Beef Empanada Pie with Gluten Free Dough
I started out making this recipe with beef empanadas for a picnic in mind. However, gluten free dough is a little trickier to work with than I bargained for. I made three little ones, cursed (a lot), and then rolled the remaining dough into a double pie crust using parchment paper. It may have been that I used baking mix instead of all-purpose gluten free flour. I’ll have to make the dough again and see. For now I can say that the empanada pie worked out very well, or at least the people I fed it to didn’t leave anything behind. I take that as a good sign.
I adapted this recipe from Saveur’s recipe for Empanadas de Carne (I love that site).
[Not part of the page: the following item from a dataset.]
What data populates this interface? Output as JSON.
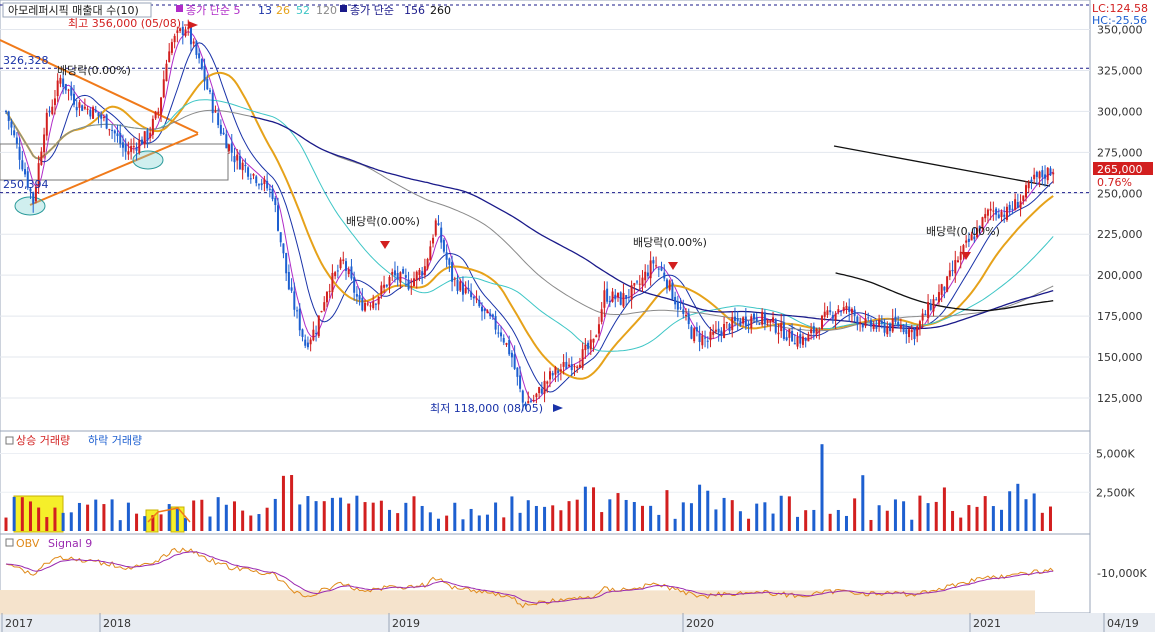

The dough takes a bit of time (has to chill for 2 hours) and while it was finicky to work with, it did taste like regular pie crust (two thumbs up, high fives all around).
- 1 C water
- 3⁄4 C vegetable shortening
- 2 3⁄4 C gluten free flour (I used Bob’s Red Mill Baking Mix), plus more for dusting
- 2 tsp. sea salt
- 3 Tbsp olive oil
- 1 lb. ground beef
- salt, to taste
- 1 large red bell pepper, cored, seeded, and finely chopped
- 1 large yellow onion, finely diced
- 1 1⁄2 tsp cumin
- 1 1⁄2 tsp Spanish smoked paprika (you could use regular paprika or chili powder)
- 1 tsp crushed red chili flakes
- 1⁄2 tsp ground white pepper
- 2 eggs, hard-boiled, peeled, and finely chopped (leave out if you don’t eat eggs)
For the Dough
- Heat water and vegetable shortening in a 1-qt. saucepan over medium heat until shortening has melted; let cool slightly.
- Whisk gluten free flour and salt in a large bowl; make a well in the center of flour mixture. Slowly stir in shortening and water mixture until a wet dough forms.
- Knead until dough is smooth.
- Wrap dough in plastic wrap and chill for 2 hours.